9.National Pension Scheme (NPS):
Retirement Savings:
The National Pension Scheme (NPS) is a scheme that provides financial security after retirement. Best Investment Plan in 2026 for Beginners: If you are an employee, you can focus on this scheme first.
Interest Rate:
This scheme generally offers an annual return of 9–12%, but it is market linked.
Investment Diversity:
National Pension Scheme (NPS) The money invested in this scheme is invested in different investment models such as equity, corporate bonds, and government securities.
Tax Benefits:
National Pension Scheme (NPS) This scheme offers a tax deduction of up to ₹1.5 lakh under Section 80CCD(1) and an additional ₹50,000 under Section 80CCD(1B), which is very safe for a beginner with low risk.
10.Post Office Monthly Income Scheme (POMIS):
Regular Income:
Post Office Monthly Income Scheme (POMIS) This scheme provides a fixed income every month.
Interest Rate:
This scheme offers an annual interest of 7.4%. Which is a good returning percentage for the Best Investment Plan in 2026 for Beginners.
Maturity:
This scheme offers a maturity of 5 years.
Investment Limit:
In this scheme, if you have a single account, you can invest up to ₹9 lakh, and if you have a joint account, you can invest up to ₹15 lakh.
Risk:
This scheme has low risk, which is good for a beginner, and also provides stable returns.

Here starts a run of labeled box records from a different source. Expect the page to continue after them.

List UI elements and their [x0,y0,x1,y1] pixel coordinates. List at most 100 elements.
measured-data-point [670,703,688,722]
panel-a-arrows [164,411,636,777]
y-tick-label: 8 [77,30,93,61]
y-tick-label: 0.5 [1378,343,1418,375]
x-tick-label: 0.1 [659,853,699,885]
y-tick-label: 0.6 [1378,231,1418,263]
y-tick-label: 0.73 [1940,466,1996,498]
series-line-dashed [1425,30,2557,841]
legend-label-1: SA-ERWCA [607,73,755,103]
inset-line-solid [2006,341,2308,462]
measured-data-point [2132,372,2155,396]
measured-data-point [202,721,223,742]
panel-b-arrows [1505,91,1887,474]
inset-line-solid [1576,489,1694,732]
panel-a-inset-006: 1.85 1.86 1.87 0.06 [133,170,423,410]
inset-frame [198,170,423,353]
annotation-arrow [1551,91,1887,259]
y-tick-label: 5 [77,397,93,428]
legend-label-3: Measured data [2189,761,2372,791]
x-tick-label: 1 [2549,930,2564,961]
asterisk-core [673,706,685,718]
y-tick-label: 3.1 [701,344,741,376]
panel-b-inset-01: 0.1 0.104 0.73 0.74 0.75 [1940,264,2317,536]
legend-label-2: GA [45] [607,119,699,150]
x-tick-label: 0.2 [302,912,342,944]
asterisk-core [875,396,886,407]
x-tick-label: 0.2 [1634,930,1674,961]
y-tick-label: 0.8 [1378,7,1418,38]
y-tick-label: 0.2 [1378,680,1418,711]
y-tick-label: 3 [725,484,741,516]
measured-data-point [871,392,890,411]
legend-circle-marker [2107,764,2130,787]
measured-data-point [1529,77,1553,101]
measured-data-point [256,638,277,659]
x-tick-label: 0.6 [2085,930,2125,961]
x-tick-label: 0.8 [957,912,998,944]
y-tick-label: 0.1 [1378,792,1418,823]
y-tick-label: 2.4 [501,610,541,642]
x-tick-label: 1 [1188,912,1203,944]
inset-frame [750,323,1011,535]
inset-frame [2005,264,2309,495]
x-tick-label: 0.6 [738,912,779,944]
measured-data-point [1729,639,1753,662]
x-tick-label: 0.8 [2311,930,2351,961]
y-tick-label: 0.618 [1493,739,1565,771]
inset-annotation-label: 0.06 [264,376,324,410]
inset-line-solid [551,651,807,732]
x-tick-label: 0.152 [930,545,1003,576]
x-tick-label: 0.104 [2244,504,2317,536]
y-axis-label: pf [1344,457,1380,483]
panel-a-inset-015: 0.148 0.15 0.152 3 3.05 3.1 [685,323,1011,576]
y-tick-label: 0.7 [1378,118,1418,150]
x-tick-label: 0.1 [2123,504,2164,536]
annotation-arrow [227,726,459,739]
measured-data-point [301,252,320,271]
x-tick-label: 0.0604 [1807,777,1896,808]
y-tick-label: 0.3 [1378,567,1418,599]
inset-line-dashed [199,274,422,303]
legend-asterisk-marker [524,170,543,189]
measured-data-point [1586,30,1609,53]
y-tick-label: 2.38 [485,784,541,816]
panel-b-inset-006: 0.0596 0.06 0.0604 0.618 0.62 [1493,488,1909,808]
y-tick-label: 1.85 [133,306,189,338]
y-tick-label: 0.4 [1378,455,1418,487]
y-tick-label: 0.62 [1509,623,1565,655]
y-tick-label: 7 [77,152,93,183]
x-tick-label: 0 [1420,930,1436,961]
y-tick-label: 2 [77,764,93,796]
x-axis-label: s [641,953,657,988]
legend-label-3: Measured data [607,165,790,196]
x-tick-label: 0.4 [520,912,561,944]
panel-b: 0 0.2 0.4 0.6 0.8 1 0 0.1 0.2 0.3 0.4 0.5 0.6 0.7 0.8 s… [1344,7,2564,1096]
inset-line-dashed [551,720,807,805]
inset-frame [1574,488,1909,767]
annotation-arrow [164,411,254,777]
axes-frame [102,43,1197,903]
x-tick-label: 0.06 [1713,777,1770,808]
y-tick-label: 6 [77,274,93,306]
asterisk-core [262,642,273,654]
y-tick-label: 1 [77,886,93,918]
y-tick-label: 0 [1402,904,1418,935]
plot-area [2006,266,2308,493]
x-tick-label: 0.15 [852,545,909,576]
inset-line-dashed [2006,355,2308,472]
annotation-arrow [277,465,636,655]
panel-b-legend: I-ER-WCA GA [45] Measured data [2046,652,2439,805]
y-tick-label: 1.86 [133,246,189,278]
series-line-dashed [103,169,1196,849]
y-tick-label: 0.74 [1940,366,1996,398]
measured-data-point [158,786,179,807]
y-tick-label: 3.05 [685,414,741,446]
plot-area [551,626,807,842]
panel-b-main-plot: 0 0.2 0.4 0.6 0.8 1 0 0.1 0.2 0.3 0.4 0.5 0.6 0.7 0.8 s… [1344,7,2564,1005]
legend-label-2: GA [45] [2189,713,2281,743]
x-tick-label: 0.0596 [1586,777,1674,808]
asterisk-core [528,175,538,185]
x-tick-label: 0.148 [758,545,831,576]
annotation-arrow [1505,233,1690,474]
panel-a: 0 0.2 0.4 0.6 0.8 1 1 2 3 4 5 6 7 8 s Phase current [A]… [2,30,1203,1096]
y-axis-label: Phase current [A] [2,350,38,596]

11.National Savings Certificate (NSC):
Fixed Income Investment:
The National Savings Certificate (NSC) is issued by the government, which is a fixed income investment model.
Interest Rate:
This scheme offers an annual compounded interest rate of 7.7%, which is ideal for beginners .Best Investment Plan in 2026 for Beginners with Low risk and good returns.
Tax Benefit:
Tax deduction available under Section 80C.
Risk:
This scheme is ideal for beginners who require low risk and stable returns.
Conclusion:
In 2026, if a beginner wants to be successful, they should first expand their financial knowledge and keep updating themselves over time to keep abreast of the market. The best investment plan for beginners in 2026 is one that is based on discernment and diversification and a long-term mindset. First, create an emergency fund, then start a small SIP, and add safe and low-risk options like P&Ps. Stay updated with news and updates, and upgrade your financial skills from time to time. Starting with a small amount is a good idea, as knowledge gradually increases, and risk-taking capacity also develops as we understand the market.